2. **Business-logic layer**: composable `*Query` objects (filtering / sorting / paginating-or-scrolling / soft-archiving / hard-deleting / search / faceting) returning typed `*Result` objects. The same `*Query` shape applies whether the underlying register is Postgres-stored, virtualised over an external API, or computed on the fly — so consumers don't have to know which.

```python
# Aspirational sketch — final API will be informed by extracting from network.
from forktex_core.data import Register, RowQuery

invoices = Register.load("invoices", tenant_id=...)
result = await (
    RowQuery(invoices)
    .where(status="paid")
    .since(date(2026, 1, 1))
    .order_by("-issued_at")
    .scroll(page_size=50)
)
```

Why this lives in `core` rather than each consumer rolling its own: every B2B product reaches a point where end users want to add a field. Once you've solved that once, you don't want to solve it three more times in three more services.

## Configuration

`forktex-core` does not read environment variables directly. Connection strings, credentials, KEKs, and pool settings are passed in by the host service at `init_engine` / `init` / `Flow(...)` / `Vault.from_key(...)` / `StorageClient(...)` construction time. Each consuming service decides its own configuration source (env vars, secrets manager, manifest, etc.).

## Development

The root [`Makefile`](Makefile) is generated by `forktex fsd makefile sync` from [`forktex.json`](forktex.json) — do not hand-edit.

```bash
make help              # list every available target
make deps              # editable install
make format            # ruff format
make lint              # ruff check
make test              # pytest tests/
make build             # python3 -m build → dist/
make ci                # format-check + lint + license-check + audit + test + build
make clean             # remove caches and dist/
```

`make ci` is the single command that gates a publish: format-check, lint, dual-license header verification across every source file, dependency CVE audit, full pytest sweep (uses Postgres testcontainers for `flow`), wheel + sdist build, and `twine check`.

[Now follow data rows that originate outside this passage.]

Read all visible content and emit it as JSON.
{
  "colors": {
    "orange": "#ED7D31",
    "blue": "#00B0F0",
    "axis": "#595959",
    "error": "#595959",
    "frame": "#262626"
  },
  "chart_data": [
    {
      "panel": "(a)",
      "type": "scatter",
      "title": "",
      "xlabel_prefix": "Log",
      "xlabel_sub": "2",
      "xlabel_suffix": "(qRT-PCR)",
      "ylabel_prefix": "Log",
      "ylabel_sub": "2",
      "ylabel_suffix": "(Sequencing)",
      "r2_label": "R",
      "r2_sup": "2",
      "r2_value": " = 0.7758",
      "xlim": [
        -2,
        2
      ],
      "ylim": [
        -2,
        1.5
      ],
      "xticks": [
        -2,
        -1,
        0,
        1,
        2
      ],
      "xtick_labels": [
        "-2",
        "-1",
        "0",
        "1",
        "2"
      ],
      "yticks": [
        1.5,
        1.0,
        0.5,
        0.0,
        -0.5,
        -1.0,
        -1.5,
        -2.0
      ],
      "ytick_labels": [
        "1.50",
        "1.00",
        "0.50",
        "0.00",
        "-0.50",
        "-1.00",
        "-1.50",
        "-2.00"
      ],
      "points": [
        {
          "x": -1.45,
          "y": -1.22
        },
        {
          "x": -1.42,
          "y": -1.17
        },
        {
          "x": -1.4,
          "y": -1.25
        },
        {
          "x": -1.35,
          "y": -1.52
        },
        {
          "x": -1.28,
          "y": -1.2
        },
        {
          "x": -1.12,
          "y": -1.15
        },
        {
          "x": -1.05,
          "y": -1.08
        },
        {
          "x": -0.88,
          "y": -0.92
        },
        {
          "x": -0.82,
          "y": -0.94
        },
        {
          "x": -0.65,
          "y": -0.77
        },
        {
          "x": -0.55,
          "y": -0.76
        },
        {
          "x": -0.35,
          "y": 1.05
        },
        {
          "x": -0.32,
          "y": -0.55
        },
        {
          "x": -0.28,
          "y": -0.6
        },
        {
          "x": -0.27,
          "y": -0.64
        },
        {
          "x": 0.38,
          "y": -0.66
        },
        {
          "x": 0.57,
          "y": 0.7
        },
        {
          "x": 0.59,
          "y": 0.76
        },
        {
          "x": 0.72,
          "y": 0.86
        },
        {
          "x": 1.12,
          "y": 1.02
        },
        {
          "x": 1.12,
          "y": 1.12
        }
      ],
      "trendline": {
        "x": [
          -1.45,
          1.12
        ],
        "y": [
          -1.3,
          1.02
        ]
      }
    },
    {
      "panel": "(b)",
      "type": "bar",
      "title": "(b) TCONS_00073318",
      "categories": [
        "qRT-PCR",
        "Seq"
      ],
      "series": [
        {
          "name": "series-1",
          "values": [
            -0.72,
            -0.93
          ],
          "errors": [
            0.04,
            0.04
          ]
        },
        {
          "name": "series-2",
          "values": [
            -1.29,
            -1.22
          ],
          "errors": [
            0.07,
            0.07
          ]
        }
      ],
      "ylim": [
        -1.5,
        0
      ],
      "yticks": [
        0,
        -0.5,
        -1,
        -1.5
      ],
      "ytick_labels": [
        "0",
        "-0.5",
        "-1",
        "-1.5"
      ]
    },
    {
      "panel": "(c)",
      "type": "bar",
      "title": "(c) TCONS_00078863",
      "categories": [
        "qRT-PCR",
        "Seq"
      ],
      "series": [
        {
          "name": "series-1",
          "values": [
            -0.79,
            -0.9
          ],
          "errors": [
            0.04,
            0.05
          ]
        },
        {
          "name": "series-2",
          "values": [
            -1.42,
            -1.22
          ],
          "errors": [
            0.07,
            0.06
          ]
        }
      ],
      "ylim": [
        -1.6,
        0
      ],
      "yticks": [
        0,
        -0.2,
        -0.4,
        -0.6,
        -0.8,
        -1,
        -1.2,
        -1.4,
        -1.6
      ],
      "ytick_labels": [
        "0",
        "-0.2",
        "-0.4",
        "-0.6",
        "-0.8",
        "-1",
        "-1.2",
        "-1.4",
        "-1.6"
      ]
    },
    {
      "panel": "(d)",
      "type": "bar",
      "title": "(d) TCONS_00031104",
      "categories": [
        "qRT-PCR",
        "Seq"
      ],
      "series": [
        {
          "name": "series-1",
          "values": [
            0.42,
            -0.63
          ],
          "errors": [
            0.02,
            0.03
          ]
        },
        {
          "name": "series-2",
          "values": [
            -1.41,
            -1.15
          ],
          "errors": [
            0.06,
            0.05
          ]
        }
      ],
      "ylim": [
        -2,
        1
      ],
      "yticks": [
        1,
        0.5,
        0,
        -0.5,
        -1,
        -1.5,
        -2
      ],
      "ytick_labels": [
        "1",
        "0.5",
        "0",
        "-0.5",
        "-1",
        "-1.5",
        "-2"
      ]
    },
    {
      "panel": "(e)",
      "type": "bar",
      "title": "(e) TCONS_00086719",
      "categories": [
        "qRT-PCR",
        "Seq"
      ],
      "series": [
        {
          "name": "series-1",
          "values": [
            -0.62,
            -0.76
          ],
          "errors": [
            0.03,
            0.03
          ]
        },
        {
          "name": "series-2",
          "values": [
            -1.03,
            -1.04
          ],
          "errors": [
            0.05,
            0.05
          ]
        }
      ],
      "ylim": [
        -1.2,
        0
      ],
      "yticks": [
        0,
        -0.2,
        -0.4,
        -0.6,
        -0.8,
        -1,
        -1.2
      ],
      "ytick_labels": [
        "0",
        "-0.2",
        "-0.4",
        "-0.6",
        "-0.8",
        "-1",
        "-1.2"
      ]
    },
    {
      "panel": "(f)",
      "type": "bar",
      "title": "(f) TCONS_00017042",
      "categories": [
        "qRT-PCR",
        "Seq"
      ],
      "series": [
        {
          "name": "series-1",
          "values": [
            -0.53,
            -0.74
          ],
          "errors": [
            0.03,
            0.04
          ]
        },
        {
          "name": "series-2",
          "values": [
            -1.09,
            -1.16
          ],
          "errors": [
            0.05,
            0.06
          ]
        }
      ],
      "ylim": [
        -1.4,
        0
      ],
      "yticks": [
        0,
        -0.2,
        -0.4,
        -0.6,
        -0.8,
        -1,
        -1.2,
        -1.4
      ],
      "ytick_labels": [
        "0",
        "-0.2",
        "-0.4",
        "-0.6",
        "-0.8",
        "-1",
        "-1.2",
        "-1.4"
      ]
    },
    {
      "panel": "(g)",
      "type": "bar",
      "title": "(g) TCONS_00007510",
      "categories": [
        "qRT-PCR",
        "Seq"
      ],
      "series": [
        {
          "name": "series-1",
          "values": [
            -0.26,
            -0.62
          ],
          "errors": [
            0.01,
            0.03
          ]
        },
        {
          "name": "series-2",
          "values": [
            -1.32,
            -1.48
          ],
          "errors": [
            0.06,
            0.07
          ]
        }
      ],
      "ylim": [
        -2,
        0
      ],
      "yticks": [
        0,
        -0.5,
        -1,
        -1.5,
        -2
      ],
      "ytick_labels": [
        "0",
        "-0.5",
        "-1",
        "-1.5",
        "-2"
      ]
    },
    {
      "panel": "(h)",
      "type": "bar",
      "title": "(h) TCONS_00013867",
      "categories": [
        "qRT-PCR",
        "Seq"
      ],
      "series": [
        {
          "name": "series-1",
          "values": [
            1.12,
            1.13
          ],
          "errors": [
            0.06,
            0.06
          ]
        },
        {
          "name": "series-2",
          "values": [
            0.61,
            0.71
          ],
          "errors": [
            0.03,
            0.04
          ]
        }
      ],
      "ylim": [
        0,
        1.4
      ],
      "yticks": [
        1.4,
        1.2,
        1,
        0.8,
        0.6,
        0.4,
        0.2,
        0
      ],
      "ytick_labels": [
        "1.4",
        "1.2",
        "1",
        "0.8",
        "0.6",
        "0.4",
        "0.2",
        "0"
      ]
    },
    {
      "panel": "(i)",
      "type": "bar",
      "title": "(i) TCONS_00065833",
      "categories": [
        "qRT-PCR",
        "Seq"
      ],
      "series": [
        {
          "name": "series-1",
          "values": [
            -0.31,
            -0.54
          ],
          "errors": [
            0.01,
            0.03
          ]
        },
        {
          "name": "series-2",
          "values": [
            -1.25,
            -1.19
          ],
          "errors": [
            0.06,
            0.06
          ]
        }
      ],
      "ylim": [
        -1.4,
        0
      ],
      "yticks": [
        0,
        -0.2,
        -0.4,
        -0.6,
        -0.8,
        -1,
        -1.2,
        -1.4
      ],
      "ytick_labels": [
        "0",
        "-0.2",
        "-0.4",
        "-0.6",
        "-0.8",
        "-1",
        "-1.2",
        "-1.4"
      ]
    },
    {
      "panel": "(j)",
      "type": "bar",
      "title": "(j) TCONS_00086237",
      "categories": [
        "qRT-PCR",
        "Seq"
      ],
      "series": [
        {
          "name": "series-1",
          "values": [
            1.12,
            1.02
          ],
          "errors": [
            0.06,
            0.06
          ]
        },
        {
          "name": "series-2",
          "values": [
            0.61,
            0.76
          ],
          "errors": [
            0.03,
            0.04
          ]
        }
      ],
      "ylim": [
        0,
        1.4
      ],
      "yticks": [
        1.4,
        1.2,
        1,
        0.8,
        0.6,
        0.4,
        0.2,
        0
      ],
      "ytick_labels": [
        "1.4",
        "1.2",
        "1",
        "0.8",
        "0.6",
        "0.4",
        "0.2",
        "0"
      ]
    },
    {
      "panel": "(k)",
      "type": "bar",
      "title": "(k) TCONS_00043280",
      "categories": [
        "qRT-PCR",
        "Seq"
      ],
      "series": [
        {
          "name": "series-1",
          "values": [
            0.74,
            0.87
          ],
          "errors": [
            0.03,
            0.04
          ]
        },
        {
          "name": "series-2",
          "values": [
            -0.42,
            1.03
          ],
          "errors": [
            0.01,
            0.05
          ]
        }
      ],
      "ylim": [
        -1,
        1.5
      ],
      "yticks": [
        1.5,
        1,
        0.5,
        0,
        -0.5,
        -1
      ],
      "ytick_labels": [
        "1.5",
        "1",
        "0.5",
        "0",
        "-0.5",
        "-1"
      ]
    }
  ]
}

`make start` / `make stop` / `make logs` are intentional no-ops — `forktex-core` is a library, there is nothing to run.

### License headers

Every source file carries the AGPL-3.0 + Commercial dual-license SPDX header, applied idempotently via:

```bash
make license-check    # CI gate — fails if any source file is missing the header
make license-fix      # add or refresh headers across src/, tests/, scripts/
make license-strip    # remove headers (used before license-model changes)
```

## FSD Self-Description

This repo follows the [ForkTex Standard Delivery (FSD)](https://github.com/forktex/forktex-python) shape:

- root manifest: [`forktex.json`](forktex.json)
- profile: `workspace/python-monorepo`
- target maturity: `L3`
- single publishable package: `forktex-core` at path `.`

Re-validate locally with:

```bash
forktex fsd --project-dir . check
forktex arch discover --project-dir . --output-dir /tmp/arch-corepy
```

## License

Dual-licensed — **AGPL-3.0-or-later** for open-source use, **commercial** for everything else (proprietary products, SaaS without source release, redistribution in closed-source form). See [`LICENSE`](LICENSE) and [`NOTICE`](NOTICE) for the full terms.

Commercial licensing inquiries: info@forktex.com.

The 1.0.0 release on PyPI remains under MIT; from **0.2.3** onwards the package ships AGPL-3.0+Commercial. **0.3.0** adds `forktex_core.flow` (durable execution + state-machine graphs) and begins the `psql → db` / `redis → cache` rename.